Bangkai “paus sperma” itu merupakan seni instalasi karya seniman Biboy Royong untuk organisasi lingkungan terkemuka, Greenpeace. Judulnya Dead Whale. Melalui karya tersebut, Biboy dan Greenpeace Filipina ingin menyampaikan kepada publik bagaimana dampak sampah plastik di laut terhadap hewan-hewan yang hidup di dalamnya, termasuk paus.
“Ada perkirakan secara lingkungan bahwa pada 2050, jika kita tidak berhenti membuang sampah ke laut, maka akan lebih banyak sampah dari kehidupan di perairan,” kata Biboy Royong, Direktur Kreatif Dentsu Jayme Syfu sebagaimana ditulis media daring Spot.
Biboy menambahkan ide pembuatan paus mati berasal dari kejadian nyata pada akhir tahun lalu. Pada Desember 2016, seekor paus sperma sepanjang 12 meter terdampar di Pulau Samal, Davao, Filipina. Menurut Lembaga Perikanan dan Sumberdaya Perairan setempat, mamalia laut itu mati karena terlalu banyak makan sampah beracun. Perutnya penuh dengan plastik, jaring ikan, pancing, tali rafia, dan kabel baja. Banyaknya cacing perut memperparah kematiannya lebih dini.
(baca : Memprihatinkan, Satwa Laut di Bali dan NTB Makin Beresiko Keracunan karena Ini)
Dalam instalasi Dead Whale, Biboy dan anggota timnya memperlihatkan hal serupa, paus sperma mati karena terlalu banyak makan sampah. Baik bentuk, warna, tekstur, ukuran, dan proporsinya pun dibuat mirip. “Kami bahkan memilih untuk menunjukkan proses penguraian paus sehingga kami bermain lebih banyak dengan tekstur kulitnya,” katanya.
Saking miripnya, menurut Biboy, banyak orang tertipu ketika melihatnya untuk pertama kali. Semua terlihat nyata sampai kemudian kita berada lebih dekat dan menyadari bahwa paus itu sebenarnya terbuat dari sampah plastik.

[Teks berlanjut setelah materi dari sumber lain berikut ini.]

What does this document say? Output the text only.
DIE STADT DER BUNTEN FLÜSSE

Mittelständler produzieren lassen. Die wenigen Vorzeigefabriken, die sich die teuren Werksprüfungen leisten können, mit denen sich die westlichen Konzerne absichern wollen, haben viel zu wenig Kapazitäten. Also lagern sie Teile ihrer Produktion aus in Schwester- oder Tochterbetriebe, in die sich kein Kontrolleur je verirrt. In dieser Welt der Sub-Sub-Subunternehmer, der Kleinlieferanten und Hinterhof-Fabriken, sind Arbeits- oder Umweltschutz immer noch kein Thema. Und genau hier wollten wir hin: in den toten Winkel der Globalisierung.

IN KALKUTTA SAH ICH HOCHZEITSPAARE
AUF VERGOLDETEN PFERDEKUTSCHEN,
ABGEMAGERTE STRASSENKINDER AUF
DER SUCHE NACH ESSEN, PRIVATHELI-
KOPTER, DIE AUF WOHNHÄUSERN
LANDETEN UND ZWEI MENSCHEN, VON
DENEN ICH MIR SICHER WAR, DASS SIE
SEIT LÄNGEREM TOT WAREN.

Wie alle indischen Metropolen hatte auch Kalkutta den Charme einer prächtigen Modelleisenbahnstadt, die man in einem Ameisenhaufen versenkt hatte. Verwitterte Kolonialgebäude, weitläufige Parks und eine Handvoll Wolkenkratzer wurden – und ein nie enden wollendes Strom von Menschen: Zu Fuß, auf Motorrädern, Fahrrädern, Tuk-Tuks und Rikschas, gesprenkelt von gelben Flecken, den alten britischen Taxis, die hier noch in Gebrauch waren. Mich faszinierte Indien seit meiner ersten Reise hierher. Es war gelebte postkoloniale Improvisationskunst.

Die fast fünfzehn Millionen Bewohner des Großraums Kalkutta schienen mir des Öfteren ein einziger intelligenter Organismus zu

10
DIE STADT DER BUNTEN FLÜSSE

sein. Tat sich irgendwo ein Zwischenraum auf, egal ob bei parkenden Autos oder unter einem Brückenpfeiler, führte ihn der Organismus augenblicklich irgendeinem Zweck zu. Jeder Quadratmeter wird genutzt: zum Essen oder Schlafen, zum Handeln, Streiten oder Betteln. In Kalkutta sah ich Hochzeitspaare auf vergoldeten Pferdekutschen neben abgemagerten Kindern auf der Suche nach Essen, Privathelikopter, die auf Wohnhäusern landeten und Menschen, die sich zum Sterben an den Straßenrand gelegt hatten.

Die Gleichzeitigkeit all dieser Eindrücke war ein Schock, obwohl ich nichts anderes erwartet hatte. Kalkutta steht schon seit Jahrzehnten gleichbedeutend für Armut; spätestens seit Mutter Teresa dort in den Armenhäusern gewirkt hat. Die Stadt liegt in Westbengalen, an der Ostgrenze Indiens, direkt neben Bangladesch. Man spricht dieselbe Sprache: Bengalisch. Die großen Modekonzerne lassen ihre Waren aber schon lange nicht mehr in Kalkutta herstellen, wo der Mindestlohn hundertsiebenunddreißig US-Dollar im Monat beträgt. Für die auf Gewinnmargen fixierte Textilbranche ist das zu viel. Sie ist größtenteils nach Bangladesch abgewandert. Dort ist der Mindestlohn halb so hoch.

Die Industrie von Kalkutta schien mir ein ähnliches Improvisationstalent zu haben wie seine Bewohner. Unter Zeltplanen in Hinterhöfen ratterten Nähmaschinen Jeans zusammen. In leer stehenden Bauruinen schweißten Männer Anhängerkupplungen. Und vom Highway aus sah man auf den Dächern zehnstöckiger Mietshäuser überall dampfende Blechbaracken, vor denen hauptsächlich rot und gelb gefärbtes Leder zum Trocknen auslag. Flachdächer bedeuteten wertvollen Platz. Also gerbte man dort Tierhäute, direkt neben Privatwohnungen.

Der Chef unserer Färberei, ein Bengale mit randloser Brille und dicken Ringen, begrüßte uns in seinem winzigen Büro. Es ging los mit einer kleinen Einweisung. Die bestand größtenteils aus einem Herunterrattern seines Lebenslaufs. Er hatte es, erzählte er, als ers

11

Biboy dan sepuluh orang anggota timnya membuat instalasi itu selama lima hari. Mereka menggunakan bahan-bahan dari sampah plastik yang dikumpulkan dari sekitar pantai. Pantai Naic menjadi pilihan karena bagian dari Teluk Manila itu sangat terpapar polusi. Mereka juga mempertimbangkan bahwa lokasi itu adalah kawasan ramai dan terbuka sehingga menjadi tempat tepat untuk menyebarkan kampanye penyadaran lingkungan.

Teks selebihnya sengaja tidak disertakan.